DUQUE DE CAXIAS É O PRIMEIRO MUNICÍPIO DA BAIXADA FLUMINENSE A INTRODUZIR O SENSOR SMART MEDLEYENSOHN NO TRATAMENTO DE CRIANÇAS COM DIABETES
As 108 crianças inscritas no Programa de Diabetes do Hospital Infantil Ismélia da Silveira, em Duque de Caxias, passaram a contar com um importante avanço no tratamento da doença. O município é o primeiro da Baixada Fluminense a oferecer o sensor Smart Medleyensohn, uma tecnologia inovadora de monitoramento contínuo da glicose, que proporciona mais conforto, segurança e qualidade de vida aos pacientes pediátricos.
O sistema funciona por meio de um pequeno sensor aplicado sob a pele, no braço ou abdômen, de forma simples e indolor. Equipado com aplicador integrado, o sensor mede os níveis de glicose a cada cinco minutos e envia automaticamente as informações, via Bluetooth, para o aplicativo AiDEX, instalado no celular. Cada sensor tem duração de 14 dias.
A tecnologia reduz significativamente a necessidade de picadas frequentes no dedo, além de permitir o acompanhamento em tempo real por meio de gráficos, tendências de subida ou queda da glicose e alertas personalizados para níveis altos ou baixos. Os dados também podem ser compartilhados com até 50 pessoas, incluindo familiares e profissionais de saúde, garantindo um controle mais eficaz da diabetes.
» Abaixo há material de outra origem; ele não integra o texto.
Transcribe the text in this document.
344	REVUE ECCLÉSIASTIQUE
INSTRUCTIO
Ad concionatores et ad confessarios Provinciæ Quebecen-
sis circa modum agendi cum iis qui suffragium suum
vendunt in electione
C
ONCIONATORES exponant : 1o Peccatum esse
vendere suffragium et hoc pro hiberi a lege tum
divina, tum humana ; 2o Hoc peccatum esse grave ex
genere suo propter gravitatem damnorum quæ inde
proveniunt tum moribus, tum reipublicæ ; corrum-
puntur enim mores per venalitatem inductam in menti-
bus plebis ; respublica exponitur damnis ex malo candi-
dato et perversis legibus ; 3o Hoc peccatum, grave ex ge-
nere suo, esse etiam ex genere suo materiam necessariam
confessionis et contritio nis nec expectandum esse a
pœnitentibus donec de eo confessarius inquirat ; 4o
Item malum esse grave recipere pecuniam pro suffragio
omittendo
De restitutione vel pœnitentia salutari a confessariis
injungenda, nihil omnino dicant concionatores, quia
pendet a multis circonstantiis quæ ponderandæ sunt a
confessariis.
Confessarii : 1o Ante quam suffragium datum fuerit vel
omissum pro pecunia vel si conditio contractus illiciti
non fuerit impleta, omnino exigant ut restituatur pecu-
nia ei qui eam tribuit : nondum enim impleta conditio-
Outro benefício importante é a liberdade proporcionada às crianças, que podem tomar banho de piscina, praticar atividades físicas e manter a rotina com mais tranquilidade e segurança.
Para a secretária municipal de Saúde, Célia Serrano, a iniciativa representa um marco na atenção à saúde infantil no município. “Estamos investindo em tecnologia e inovação para garantir um cuidado cada vez mais humanizado e eficiente. O sensor Smart Medleyensohn traz mais segurança para as crianças com diabetes e tranquilidade para as famílias, além de auxiliar os profissionais de saúde no acompanhamento clínico. É um grande avanço para a saúde pública de Duque de Caxias”, destacou a secretária.
Entre as famílias beneficiadas está a de Felipe de Almeida Barros, de 11 anos, que faz tratamento para diabetes tipo I há dois anos. Para a mãe do menino, Maria Letícia de Almeida, o sensor representa uma mudança significativa na rotina da casa.

“Antes, eram muitas picadas por dia e uma preocupação constante. Agora consigo acompanhar a glicose do meu filho pelo celular, recebo alertas e fico muito mais tranquila, inclusive à noite. O Felipe também se sente melhor, mais livre para brincar, praticar esportes e viver como qualquer criança”, relatou emocionada.